Tanpa sepatah kata pun, Amanda Bakti berjalan ke tempat tidur, meletakkan keranjang buah di lemari, mengambil kursi dan mengeluarkan sebuah apel dari keranjang buah, membalik laci, dan menoleh ke perawat yang kebingungan, "Ada pisau?"

Perawat itu mengangguk berulang kali, kemudian dia menemukan pisau buah dan menyerahkannya kepada Amanda Bakti, berbalik dan keluar untuk mengambil air.

Dia merasa gadis ini sedikit menakutkan.

Pada saat ini, Batari Wiguna mematikan radio dan berhenti bersenandung. Dia melihat Amanda Bakti mengupas apel dengan pisau buah, "Apakah apel ini untukku?"

Amanda Bakti masih memejamkan mata dan mengupas apel, nada suaranya terdengar malas, "Bagaimana guru bisa terluka?"

Batari Wiguna menatap langit-langit dan berkata dengan pura-pura, "Bukankah ini karena aku sudah tua? Aku hanya memindahkan sesuatu dan pergelangan tanganku langsung sakit. Dokter mengatakan aku osteoporosis dan kekurangan kalsium. Lain kali, jangan belikan aku buah-buahan, belikan aku lebih banyak susu, aku harus banyak minum susu."

"Oh." Amanda Bakti menyerahkan apel yang sudah dikupas kepada Batari Wiguna, dan kemudian melemparkan pisau buah ke lemari. "Kalau begitu, bisakah kamu tunjukkan lagi, bagaimana kamu menggerakkan pergelangan tanganmu dan mematahkannya?"

Batari Wiguna yang sedang memegang apel dan hendak menggigit tiba-tiba terkejut dan terdiam.

Bangsal itu tiba-tiba menjadi sunyi, gerakan jarum jam yang tenang bahkan dapat terdengar.

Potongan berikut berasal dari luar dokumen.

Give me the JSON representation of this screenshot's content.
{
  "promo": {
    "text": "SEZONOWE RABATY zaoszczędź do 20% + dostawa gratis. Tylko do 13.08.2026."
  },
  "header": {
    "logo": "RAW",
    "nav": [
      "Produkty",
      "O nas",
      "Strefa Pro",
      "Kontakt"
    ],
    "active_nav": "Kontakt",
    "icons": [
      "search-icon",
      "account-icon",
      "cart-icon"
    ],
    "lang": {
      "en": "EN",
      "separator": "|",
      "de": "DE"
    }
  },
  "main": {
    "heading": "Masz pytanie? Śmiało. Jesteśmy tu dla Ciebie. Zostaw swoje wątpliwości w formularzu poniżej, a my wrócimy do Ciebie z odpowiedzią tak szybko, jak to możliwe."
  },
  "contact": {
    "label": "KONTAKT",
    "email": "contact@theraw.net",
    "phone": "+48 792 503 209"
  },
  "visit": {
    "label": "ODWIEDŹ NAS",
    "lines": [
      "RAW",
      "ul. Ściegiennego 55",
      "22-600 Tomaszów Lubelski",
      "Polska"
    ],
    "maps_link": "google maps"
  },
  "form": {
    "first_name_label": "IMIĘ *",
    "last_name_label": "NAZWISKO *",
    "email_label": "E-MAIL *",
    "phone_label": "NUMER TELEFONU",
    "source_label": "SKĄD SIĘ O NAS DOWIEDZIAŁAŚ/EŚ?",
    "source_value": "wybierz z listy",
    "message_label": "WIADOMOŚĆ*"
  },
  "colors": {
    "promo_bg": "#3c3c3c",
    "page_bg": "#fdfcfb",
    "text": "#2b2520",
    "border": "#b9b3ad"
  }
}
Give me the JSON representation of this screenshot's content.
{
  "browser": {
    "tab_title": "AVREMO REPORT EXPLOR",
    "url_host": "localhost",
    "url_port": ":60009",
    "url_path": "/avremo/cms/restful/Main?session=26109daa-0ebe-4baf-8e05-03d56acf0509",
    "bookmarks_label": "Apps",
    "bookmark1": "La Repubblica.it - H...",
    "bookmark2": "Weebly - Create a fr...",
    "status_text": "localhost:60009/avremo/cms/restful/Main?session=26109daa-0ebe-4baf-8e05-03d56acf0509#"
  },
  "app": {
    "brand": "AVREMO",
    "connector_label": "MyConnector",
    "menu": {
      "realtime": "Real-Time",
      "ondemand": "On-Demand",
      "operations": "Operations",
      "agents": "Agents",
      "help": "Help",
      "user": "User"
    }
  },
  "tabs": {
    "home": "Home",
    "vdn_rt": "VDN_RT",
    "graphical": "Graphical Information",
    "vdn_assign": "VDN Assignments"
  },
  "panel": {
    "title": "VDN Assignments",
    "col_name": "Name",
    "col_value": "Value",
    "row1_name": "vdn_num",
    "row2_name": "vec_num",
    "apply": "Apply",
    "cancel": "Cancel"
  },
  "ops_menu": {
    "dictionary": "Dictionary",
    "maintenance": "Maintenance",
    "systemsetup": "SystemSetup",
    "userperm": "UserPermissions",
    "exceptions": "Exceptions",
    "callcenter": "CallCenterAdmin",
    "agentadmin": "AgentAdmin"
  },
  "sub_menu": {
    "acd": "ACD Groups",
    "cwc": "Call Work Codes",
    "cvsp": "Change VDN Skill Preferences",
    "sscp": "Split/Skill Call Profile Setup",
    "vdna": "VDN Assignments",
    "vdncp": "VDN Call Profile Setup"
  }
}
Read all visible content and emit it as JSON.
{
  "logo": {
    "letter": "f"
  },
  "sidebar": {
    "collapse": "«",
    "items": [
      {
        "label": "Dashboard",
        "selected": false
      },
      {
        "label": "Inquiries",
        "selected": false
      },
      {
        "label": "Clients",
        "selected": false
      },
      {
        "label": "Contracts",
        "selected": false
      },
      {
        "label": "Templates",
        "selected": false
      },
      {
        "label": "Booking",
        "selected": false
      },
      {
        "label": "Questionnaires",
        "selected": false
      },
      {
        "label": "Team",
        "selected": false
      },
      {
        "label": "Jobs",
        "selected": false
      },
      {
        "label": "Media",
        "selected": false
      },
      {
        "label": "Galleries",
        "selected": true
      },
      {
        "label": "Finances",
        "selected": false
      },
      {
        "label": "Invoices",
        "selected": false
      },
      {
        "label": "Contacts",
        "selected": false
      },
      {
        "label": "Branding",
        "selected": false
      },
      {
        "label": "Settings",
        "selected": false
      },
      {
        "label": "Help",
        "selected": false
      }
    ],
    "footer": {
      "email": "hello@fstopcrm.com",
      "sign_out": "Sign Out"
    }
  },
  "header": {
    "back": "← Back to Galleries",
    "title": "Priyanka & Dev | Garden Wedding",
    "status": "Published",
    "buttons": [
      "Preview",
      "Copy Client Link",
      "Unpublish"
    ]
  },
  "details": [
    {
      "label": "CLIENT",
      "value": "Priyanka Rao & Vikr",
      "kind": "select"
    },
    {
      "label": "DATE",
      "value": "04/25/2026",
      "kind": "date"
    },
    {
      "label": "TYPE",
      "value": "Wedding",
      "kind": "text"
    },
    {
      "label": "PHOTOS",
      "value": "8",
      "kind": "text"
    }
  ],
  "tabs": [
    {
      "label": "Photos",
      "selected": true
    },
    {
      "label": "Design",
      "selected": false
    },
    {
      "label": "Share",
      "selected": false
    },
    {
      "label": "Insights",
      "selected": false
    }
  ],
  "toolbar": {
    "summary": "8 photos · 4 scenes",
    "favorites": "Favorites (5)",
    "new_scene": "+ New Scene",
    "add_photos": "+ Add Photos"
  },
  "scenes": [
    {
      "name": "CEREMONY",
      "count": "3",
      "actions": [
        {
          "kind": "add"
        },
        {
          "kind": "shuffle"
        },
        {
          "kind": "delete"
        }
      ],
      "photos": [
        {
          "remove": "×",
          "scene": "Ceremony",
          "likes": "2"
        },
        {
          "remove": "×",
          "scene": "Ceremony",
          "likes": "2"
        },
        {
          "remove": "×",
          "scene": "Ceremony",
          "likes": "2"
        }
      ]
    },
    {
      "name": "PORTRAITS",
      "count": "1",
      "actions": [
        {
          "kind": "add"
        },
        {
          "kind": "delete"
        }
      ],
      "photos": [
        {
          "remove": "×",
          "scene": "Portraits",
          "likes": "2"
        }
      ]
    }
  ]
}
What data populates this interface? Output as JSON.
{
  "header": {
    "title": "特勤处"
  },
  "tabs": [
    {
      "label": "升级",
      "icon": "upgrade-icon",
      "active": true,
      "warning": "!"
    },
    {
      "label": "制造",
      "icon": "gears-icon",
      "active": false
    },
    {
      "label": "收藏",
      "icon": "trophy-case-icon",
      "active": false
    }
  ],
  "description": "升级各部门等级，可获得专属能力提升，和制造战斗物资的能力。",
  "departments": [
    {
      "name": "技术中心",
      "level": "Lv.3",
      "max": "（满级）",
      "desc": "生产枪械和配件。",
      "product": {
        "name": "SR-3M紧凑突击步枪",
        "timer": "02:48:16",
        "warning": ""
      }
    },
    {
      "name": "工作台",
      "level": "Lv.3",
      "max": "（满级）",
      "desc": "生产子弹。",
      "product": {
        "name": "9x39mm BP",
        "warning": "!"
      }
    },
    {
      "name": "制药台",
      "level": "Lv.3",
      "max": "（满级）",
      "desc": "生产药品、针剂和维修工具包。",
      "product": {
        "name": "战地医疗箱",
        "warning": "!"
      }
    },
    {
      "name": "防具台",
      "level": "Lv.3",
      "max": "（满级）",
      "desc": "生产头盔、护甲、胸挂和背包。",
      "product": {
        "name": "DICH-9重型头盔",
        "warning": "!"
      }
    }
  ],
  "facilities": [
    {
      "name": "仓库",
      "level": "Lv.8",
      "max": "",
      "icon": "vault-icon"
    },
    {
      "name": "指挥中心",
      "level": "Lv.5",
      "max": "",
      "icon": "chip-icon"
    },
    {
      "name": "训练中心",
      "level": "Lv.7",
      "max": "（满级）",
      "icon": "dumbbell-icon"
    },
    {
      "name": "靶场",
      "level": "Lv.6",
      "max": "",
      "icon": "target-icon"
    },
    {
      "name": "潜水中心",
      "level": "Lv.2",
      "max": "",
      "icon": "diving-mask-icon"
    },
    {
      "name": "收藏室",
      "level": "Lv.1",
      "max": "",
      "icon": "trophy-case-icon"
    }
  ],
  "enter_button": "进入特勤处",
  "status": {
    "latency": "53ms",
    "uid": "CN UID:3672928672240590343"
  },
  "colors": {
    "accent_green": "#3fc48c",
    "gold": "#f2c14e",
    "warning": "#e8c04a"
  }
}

Sambil memegang sebuah apel di tangan kirinya, Batari Wiguna menoleh untuk melihat ke luar jendela dan merenung sejenak, "Gadis, semuanya sudah berakhir, aku tidak apa-apa. Jadi jangan khawatir tentang itu. Ketika kamu bertambah tua, itu hal normal untuk membenturkan kepalamu."

"Kalau begitu, istirahatlah. Aku akan pergi dulu." Amanda Bakti berdiri tegak, dan berjalan keluar pintu setelah berbicara.

Kali ini, Batari Wiguna tercengang, "Hei!"

Dia memanggil Amanda Bakti lagi, tetapi pihak lain hanya meninggalkannya dengan punggung acuh tak acuh dan kejam.

Dia mengenal Amanda Bakti dengan sangat baik dan melindungi kekurangannya dengan sangat baik.

Tapi... dia mungkin bukan lawan dari orang-orang itu.